Step 2: compute the per-minute price

Next, we analysed the surgical care route in detail by interviewing various practitioners, nurses, and physician assistants involved in the process. We also measured on the shop floor how many minutes people were engaged in different care activities. These tasks and payroll data were then used to calculate a per-minute price. This formed the basis for the TDABC model.

Step 3: get the exact numbers

Not every patient takes the same route. That made it necessary to collect data on the exact numbers. Based on a complete file analysis of 500 patients, we ascertained how often and how many new breast cancer patients need a certain supplementary examination, could be helped with conservative treatment, or received surgery or other treatment.

Step 4: defining the cost calculation model

On the basis of steps 1, 2 and 3, we defined a cost model to provide clarity at individual patient level and at the level of the entire diagnosis group. Namely: cost of care route = staff costs + (% cost of mammography + % cost of MRI + % cost of echo + % cost of PET scan + % cost of bone scan…) + cost of materials + overheads + debt servicing charges.

mammografie

Outcome

Consensus and decision-making

The model proved a valuable means for achieving consensus on combining the two effective care routes of both hospitals. By understanding what impact certain steps in the care route had on costs, it was easier to take well-founded decisions. For instance, it turned out that it would not cost much more per year to perform both cytology and histology, while it would have a lot of added value for patients. And many care professionals suddenly understood what effect performing a PET scan has on the cost of a healthcare product. As this unnecessarily drove up costs in some cases, specific rules were laid down for exactly which indications merit performing a PET scan.

Optimal planning and use of polyclinic and operation capacity

The model showed the division in healthcare that patients receive after their first visit to the polyclinic. There was now an accurate account of the quantity of diagnostics in the form of radiological and pathological examination. Now it was also clear that, for instance, 25 per cent of new patients required surgery, 85 per cent of which had a case of breast cancer. In 25 per cent of the cases, the patient was relieved to find out after only their first visit that the case was benign. This is important information, required for the optimal planning and use of polyclinic and operation capacity. That makes it a key means of keeping admission and waiting times down.

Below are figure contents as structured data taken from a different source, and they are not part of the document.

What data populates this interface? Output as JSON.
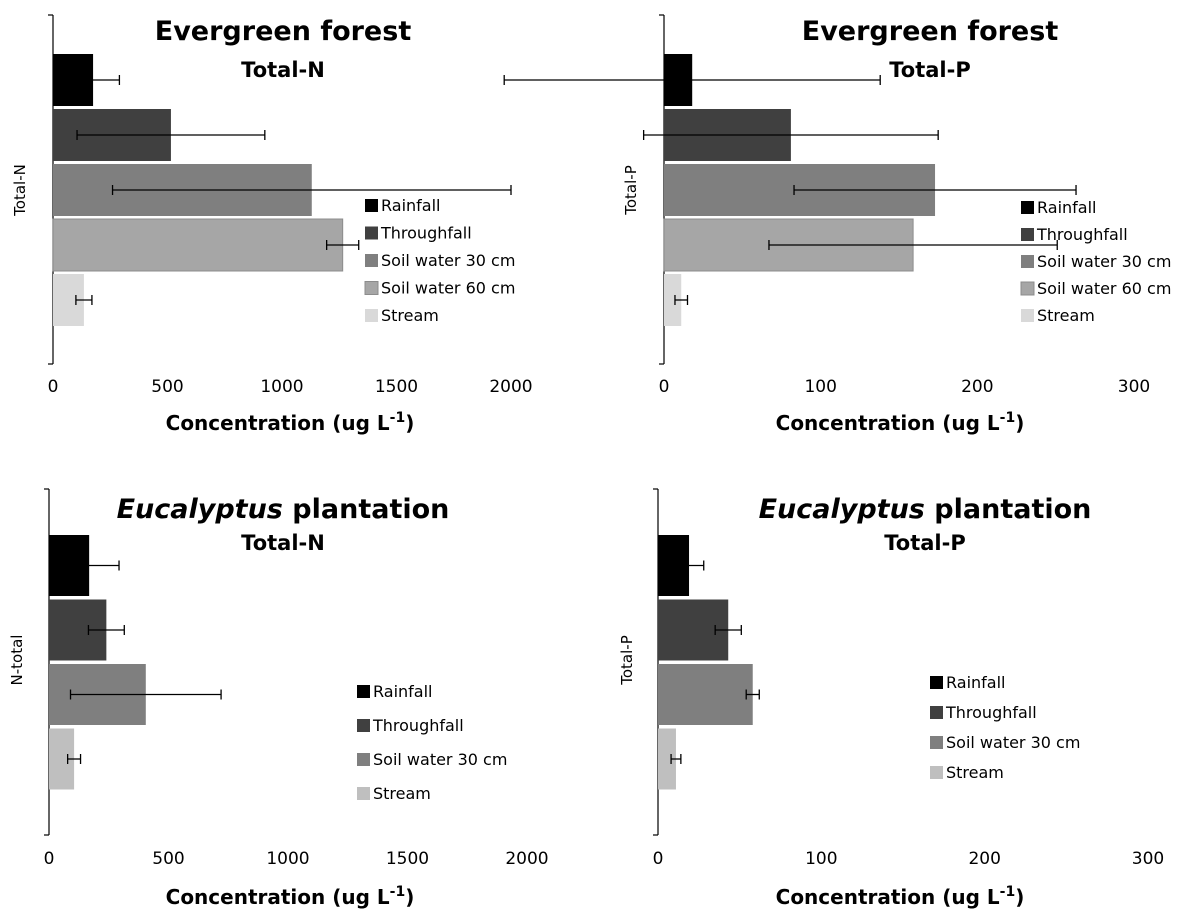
{
  "chart_data": [
    {
      "type": "bar",
      "orientation": "horizontal",
      "title": "Evergreen forest",
      "subtitle": "Total-N",
      "xlabel": "Concentration (ug L-1)",
      "ylabel": "Total-N",
      "xlim": [
        0,
        2000
      ],
      "xticks": [
        "0",
        "500",
        "1000",
        "1500",
        "2000"
      ],
      "legend_position": "right",
      "categories": [
        "Rainfall",
        "Throughfall",
        "Soil water 30 cm",
        "Soil water 60 cm",
        "Stream"
      ],
      "values": [
        175,
        515,
        1130,
        1265,
        135
      ],
      "errors": [
        115,
        410,
        870,
        70,
        35
      ],
      "colors": [
        "#000000",
        "#404040",
        "#7f7f7f",
        "#a6a6a6",
        "#d9d9d9"
      ]
    },
    {
      "type": "bar",
      "orientation": "horizontal",
      "title": "Evergreen forest",
      "subtitle": "Total-P",
      "xlabel": "Concentration (ug L-1)",
      "ylabel": "Total-P",
      "xlim": [
        0,
        300
      ],
      "xticks": [
        "0",
        "100",
        "200",
        "300"
      ],
      "legend_position": "right",
      "categories": [
        "Rainfall",
        "Throughfall",
        "Soil water 30 cm",
        "Soil water 60 cm",
        "Stream"
      ],
      "values": [
        18,
        81,
        173,
        159,
        11
      ],
      "errors": [
        120,
        94,
        90,
        92,
        4
      ],
      "colors": [
        "#000000",
        "#404040",
        "#7f7f7f",
        "#a6a6a6",
        "#d9d9d9"
      ]
    },
    {
      "type": "bar",
      "orientation": "horizontal",
      "title": "Eucalyptus plantation",
      "subtitle": "Total-N",
      "xlabel": "Concentration (ug L-1)",
      "ylabel": "N-total",
      "xlim": [
        0,
        2000
      ],
      "xticks": [
        "0",
        "500",
        "1000",
        "1500",
        "2000"
      ],
      "legend_position": "right",
      "categories": [
        "Rainfall",
        "Throughfall",
        "Soil water 30 cm",
        "Stream"
      ],
      "values": [
        168,
        240,
        405,
        105
      ],
      "errors": [
        125,
        75,
        315,
        27
      ],
      "colors": [
        "#000000",
        "#404040",
        "#7f7f7f",
        "#bfbfbf"
      ]
    },
    {
      "type": "bar",
      "orientation": "horizontal",
      "title": "Eucalyptus plantation",
      "subtitle": "Total-P",
      "xlabel": "Concentration (ug L-1)",
      "ylabel": "Total-P",
      "xlim": [
        0,
        300
      ],
      "xticks": [
        "0",
        "100",
        "200",
        "300"
      ],
      "legend_position": "right",
      "categories": [
        "Rainfall",
        "Throughfall",
        "Soil water 30 cm",
        "Stream"
      ],
      "values": [
        19,
        43,
        58,
        11
      ],
      "errors": [
        9,
        8,
        4,
        3
      ],
      "colors": [
        "#000000",
        "#404040",
        "#7f7f7f",
        "#bfbfbf"
      ]
    }
  ]
}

Clear and realistic information and tool

The model provides detailed information on costs at individual patient level. This can be compared with the product price, i.e. what the hospital receives from the health insurer for that healthcare product. This gives you a powerful tool for controlling costs. Analysis of the bleeders, the patients who cost more than they bring in, provides useful information on the organization’s potential for improvement.

Another discussion in setting up the new mamma-oncology care route concerned the consequences of making greater use of physician assistants or medical specialists to replace the surgeon. In which parts of the process steps can this be done, and what effect does this have on costs? The current model provides this information too.

Finally, the model appeared to contribute to an internal check on the cost price used by the hospital. These cost prices are often computed on the basis of cross-disciplinary data sets, which meant in some cases they were significantly underestimated compared with the actual cost.

Result

A new high-quality care route in four months

In the space of four months, we managed to combine two breast cancer care routes to create one new care route for both hospitals. The TDABC model provides us with the numbers, which laid the foundation for reaching consensus on a number of difficult steps in the care process. In addition, staff could be efficiently assigned, and a useful tool was developed for process optimization. The result: the best quality for patients for the lowest price possible.